Peter suspirou pesadamente – se você diz – ao longe uma voz feminina soou de maneira agressiva. Vem arrumar essa merda. Agora! Era o que dizia. – Minha mãe tá me chamando aqui, depois a gente se fala.

 — Tchau, escravo.

— Falou.

 

x

 

 

Uma zona sempre começava quando a loira decidia olhar o guarda-roupa da amiga. Preto, cinza, azul-marinho, branco e preto de novo, eram essas cores que contornavam todo o quarto. 

A cama desorganizada e amontoada de edredons e travesseiros ficava no canto, logo abaixo da janela de madeira que cobria boa parte da parede cor creme. Ela escondia-se com uma cortina grossa, longa e escura, dando um clima único para o quarto e transformando a luz que entrava em cinza. Perto da porta e de frente para a cama, o guarda-roupa branco de quatro portas e um espelho de corpo inteiro era revistado como num enquadro da polícia, as roupas saíam dali e caíam direito no bolo que se formava.
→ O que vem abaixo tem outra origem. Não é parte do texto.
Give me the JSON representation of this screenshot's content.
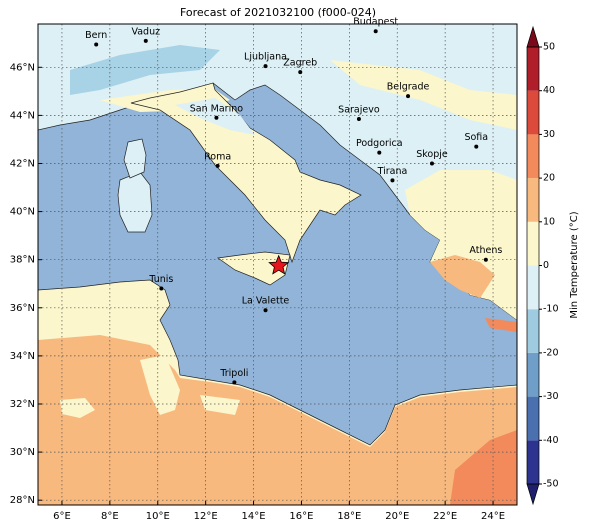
{
  "title": "Forecast of 2021032100 (f000-024)",
  "map": {
    "xlim": [
      5,
      25
    ],
    "ylim": [
      27.8,
      47.8
    ],
    "xticks": [
      {
        "value": 6,
        "label": "6°E"
      },
      {
        "value": 8,
        "label": "8°E"
      },
      {
        "value": 10,
        "label": "10°E"
      },
      {
        "value": 12,
        "label": "12°E"
      },
      {
        "value": 14,
        "label": "14°E"
      },
      {
        "value": 16,
        "label": "16°E"
      },
      {
        "value": 18,
        "label": "18°E"
      },
      {
        "value": 20,
        "label": "20°E"
      },
      {
        "value": 22,
        "label": "22°E"
      },
      {
        "value": 24,
        "label": "24°E"
      }
    ],
    "yticks": [
      {
        "value": 28,
        "label": "28°N"
      },
      {
        "value": 30,
        "label": "30°N"
      },
      {
        "value": 32,
        "label": "32°N"
      },
      {
        "value": 34,
        "label": "34°N"
      },
      {
        "value": 36,
        "label": "36°N"
      },
      {
        "value": 38,
        "label": "38°N"
      },
      {
        "value": 40,
        "label": "40°N"
      },
      {
        "value": 42,
        "label": "42°N"
      },
      {
        "value": 44,
        "label": "44°N"
      },
      {
        "value": 46,
        "label": "46°N"
      }
    ],
    "grid": true,
    "cities": [
      {
        "name": "Bern",
        "lon": 7.43,
        "lat": 46.95
      },
      {
        "name": "Vaduz",
        "lon": 9.5,
        "lat": 47.1
      },
      {
        "name": "Budapest",
        "lon": 19.1,
        "lat": 47.5
      },
      {
        "name": "Ljubljana",
        "lon": 14.5,
        "lat": 46.05
      },
      {
        "name": "Zagreb",
        "lon": 15.95,
        "lat": 45.8
      },
      {
        "name": "Belgrade",
        "lon": 20.45,
        "lat": 44.8
      },
      {
        "name": "San Marino",
        "lon": 12.45,
        "lat": 43.9
      },
      {
        "name": "Sarajevo",
        "lon": 18.4,
        "lat": 43.85
      },
      {
        "name": "Sofia",
        "lon": 23.3,
        "lat": 42.7
      },
      {
        "name": "Podgorica",
        "lon": 19.25,
        "lat": 42.45
      },
      {
        "name": "Skopje",
        "lon": 21.45,
        "lat": 42.0
      },
      {
        "name": "Roma",
        "lon": 12.5,
        "lat": 41.9
      },
      {
        "name": "Tirana",
        "lon": 19.8,
        "lat": 41.3
      },
      {
        "name": "Athens",
        "lon": 23.7,
        "lat": 38.0
      },
      {
        "name": "Tunis",
        "lon": 10.15,
        "lat": 36.8
      },
      {
        "name": "La Valette",
        "lon": 14.5,
        "lat": 35.9
      },
      {
        "name": "Tripoli",
        "lon": 13.2,
        "lat": 32.9
      }
    ],
    "marker": {
      "lon": 15.05,
      "lat": 37.75,
      "color": "#e8141c"
    }
  },
  "colorbar": {
    "label": "Min Temperature (°C)",
    "ticks": [
      -50,
      -40,
      -30,
      -20,
      -10,
      0,
      10,
      20,
      30,
      40,
      50
    ],
    "colors": [
      "#2c3490",
      "#4a70b0",
      "#6f9fc9",
      "#9fcbe0",
      "#dcf0f5",
      "#fbf6cc",
      "#f8b97f",
      "#f28a5c",
      "#db4a3a",
      "#b01e2a"
    ],
    "extend_colors": [
      "#1f1f6e",
      "#7a0a1a"
    ]
  }
}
O chão de azulejo azul-marinho era coberto por um tapete felpudo na cor ônix, sua principal função era aquecer os pés e entreter Maximus – que adorava rolar naquele tapete. Do outro lado do quarto, também próximo à porta, uma enorme e recheada estante de livros dividia espaço com uma prateleira de animais felpudos, elefantes dominavam cada centímetro, seguido dos dragões. Cinco quadros de bandas desconhecidas e pôsteres do Batman espalhavam-se entre si pelo quarto.
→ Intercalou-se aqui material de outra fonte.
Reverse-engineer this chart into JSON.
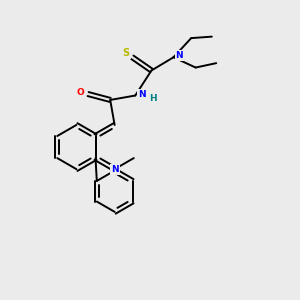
{
  "bg_color": "#ebebeb",
  "bond_color": "#000000",
  "atom_colors": {
    "N": "#0000ff",
    "O": "#ff0000",
    "S": "#b8b800",
    "H": "#008080",
    "C": "#000000"
  },
  "figsize": [
    3.0,
    3.0
  ],
  "dpi": 100
}
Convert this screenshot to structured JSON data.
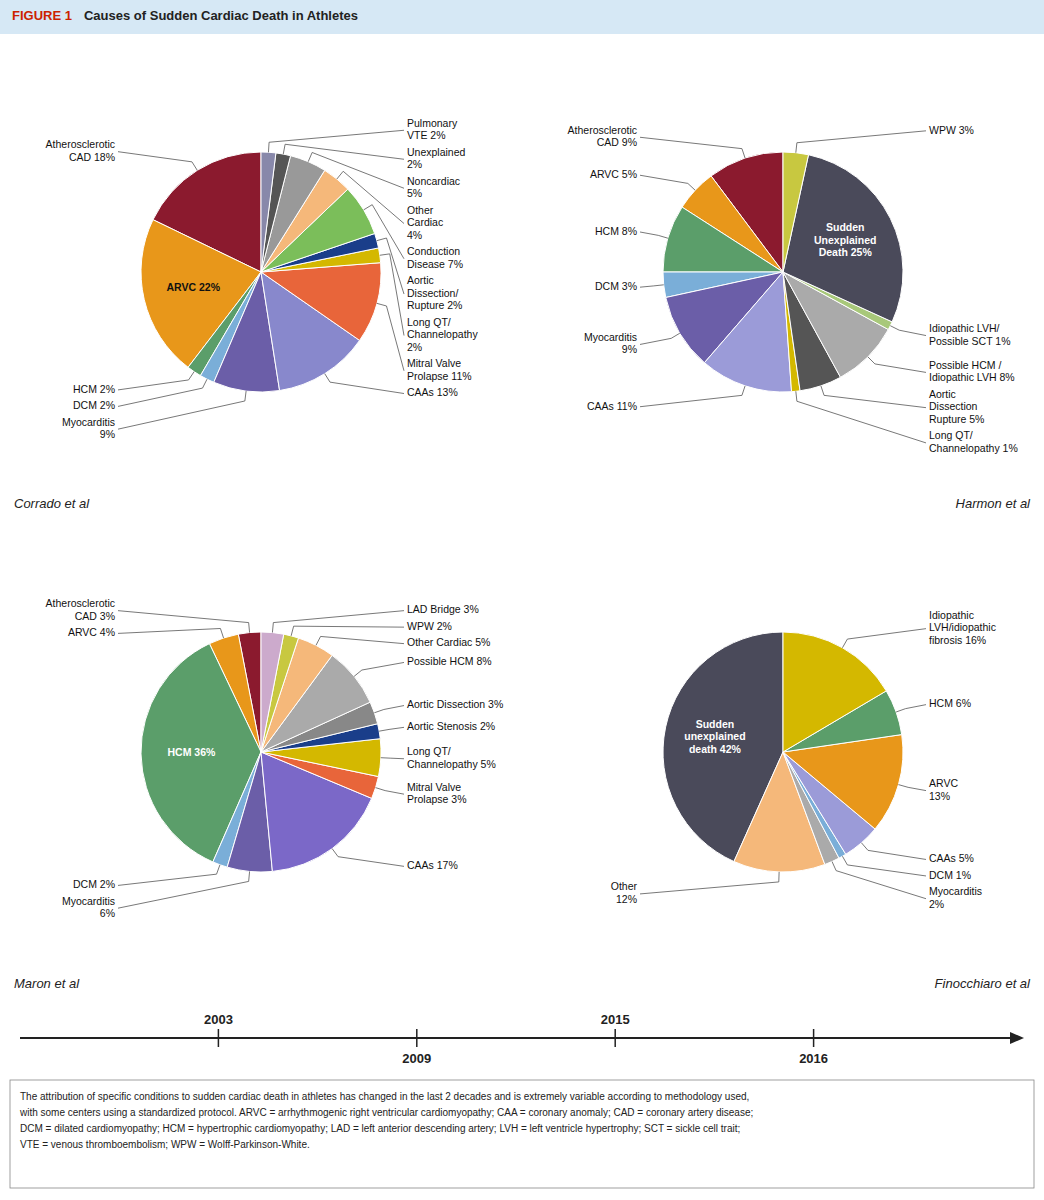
{
  "title": "FIGURE 1",
  "subtitle": "Causes of Sudden Cardiac Death in Athletes",
  "annotations": [
    "The attribution of specific conditions to sudden cardiac death in athletes has changed in the last 2 decades and is extremely variable according to methodology used,\nwith some centers using a standardized protocol. ARVC = arrhythmogenic right ventricular cardiomyopathy; CAA = coronary anomaly; CAD = coronary artery disease;\nDCM = dilated cardiomyopathy; HCM = hypertrophic cardiomyopathy; LAD = left anterior descending artery; LVH = left ventricle hypertrophy; SCT = sickle cell trait;\nVTE = venous thromboembolism; WPW = Wolff-Parkinson-White."
  ],
  "chart_data": [
    {
      "type": "pie",
      "title": "Corrado et al",
      "annotations": [
        "2003"
      ],
      "data_labels": true,
      "values": [
        18,
        22,
        2,
        2,
        9,
        13,
        11,
        2,
        2,
        7,
        4,
        5,
        2,
        2
      ],
      "value_labels": [
        "Atherosclerotic\nCAD 18%",
        "ARVC 22%",
        "HCM 2%",
        "DCM 2%",
        "Myocarditis\n9%",
        "CAAs 13%",
        "Mitral Valve\nProlapse 11%",
        "Long QT/\nChannelopathy\n2%",
        "Aortic\nDissection/\nRupture 2%",
        "Conduction\nDisease 7%",
        "Other\nCardiac\n4%",
        "Noncardiac\n5%",
        "Unexplained\n2%",
        "Pulmonary\nVTE 2%"
      ],
      "colors": [
        "#8B1A2E",
        "#E8971A",
        "#5B9E6A",
        "#7AAED8",
        "#6B5EA8",
        "#8888CC",
        "#E8653A",
        "#D4B800",
        "#1A3E8A",
        "#7BBE5A",
        "#F5B87A",
        "#999999",
        "#555555",
        "#8888AA"
      ]
    },
    {
      "type": "pie",
      "title": "Harmon et al",
      "annotations": [
        "2015"
      ],
      "data_labels": true,
      "values": [
        9,
        5,
        8,
        3,
        9,
        11,
        1,
        5,
        8,
        1,
        25,
        3
      ],
      "value_labels": [
        "Atherosclerotic\nCAD 9%",
        "ARVC 5%",
        "HCM 8%",
        "DCM 3%",
        "Myocarditis\n9%",
        "CAAs 11%",
        "Long QT/\nChannelopathy 1%",
        "Aortic\nDissection\nRupture 5%",
        "Possible HCM /\nIdiopathic LVH 8%",
        "Idiopathic LVH/\nPossible SCT 1%",
        "Sudden\nUnexplained\nDeath 25%",
        "WPW 3%"
      ],
      "colors": [
        "#8B1A2E",
        "#E8971A",
        "#5B9E6A",
        "#7AAED8",
        "#6B5EA8",
        "#9B9BD8",
        "#D4B800",
        "#555555",
        "#AAAAAA",
        "#A8C87A",
        "#4A4A5A",
        "#C8C840"
      ]
    },
    {
      "type": "pie",
      "title": "Maron et al",
      "annotations": [
        "2009"
      ],
      "data_labels": true,
      "values": [
        3,
        4,
        36,
        2,
        6,
        17,
        3,
        5,
        2,
        3,
        8,
        5,
        2,
        3
      ],
      "value_labels": [
        "Atherosclerotic\nCAD 3%",
        "ARVC 4%",
        "HCM 36%",
        "DCM 2%",
        "Myocarditis\n6%",
        "CAAs 17%",
        "Mitral Valve\nProlapse 3%",
        "Long QT/\nChannelopathy 5%",
        "Aortic Stenosis 2%",
        "Aortic Dissection 3%",
        "Possible HCM 8%",
        "Other Cardiac 5%",
        "WPW 2%",
        "LAD Bridge 3%"
      ],
      "colors": [
        "#8B1A2E",
        "#E8971A",
        "#5B9E6A",
        "#7AAED8",
        "#6B5EA8",
        "#7B68C8",
        "#E8653A",
        "#D4B800",
        "#1A3E8A",
        "#888888",
        "#AAAAAA",
        "#F5B87A",
        "#C8C840",
        "#CCAACC"
      ]
    },
    {
      "type": "pie",
      "title": "Finocchiaro et al",
      "annotations": [
        "2016"
      ],
      "data_labels": true,
      "values": [
        42,
        12,
        2,
        1,
        5,
        13,
        6,
        16
      ],
      "value_labels": [
        "Sudden\nunexplained\ndeath 42%",
        "Other\n12%",
        "Myocarditis\n2%",
        "DCM 1%",
        "CAAs 5%",
        "ARVC\n13%",
        "HCM 6%",
        "Idiopathic\nLVH/idiopathic\nfibrosis 16%"
      ],
      "colors": [
        "#4A4A5A",
        "#F5B87A",
        "#AAAAAA",
        "#7AAED8",
        "#9B9BD8",
        "#E8971A",
        "#5B9E6A",
        "#D4B800"
      ]
    }
  ]
}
— O que acha dessa? – A cada roupa que caia no chão, mais raiva Hayley sentia. Por sorte a loira estava de costas e não conseguia ver o dedo mediano da amiga levantado constantemente. – Sabe que o espelho está virado na sua direção, não sabe? – Talvez não tanta sorte.

— Sabe que eu não tenho mais saco pra essas coisas, não sabe? – Respondeu amargurada, seu estômago roncava insistentemente e sua mente pedia por um descanso – Megan, hoje é domingo, dia de fazer absolutamente nada. Então, por favor, se você não se importa eu gostaria que você arrumasse sua bagunça e se juntasse a mim para também fazer absolutamente nada.

O celular de Hayley vibrou em algum lugar vago de seu quarto. 

— A gente vai sair pra comer alguma coisa, se é essa sua preocupação – disse distraída com a blusa que acabara de tirar do cabide. Mangas longas e um vermelho intenso. Bingo! Era aquela. – Pronto, já achei a blusa, não foi tão difícil assim.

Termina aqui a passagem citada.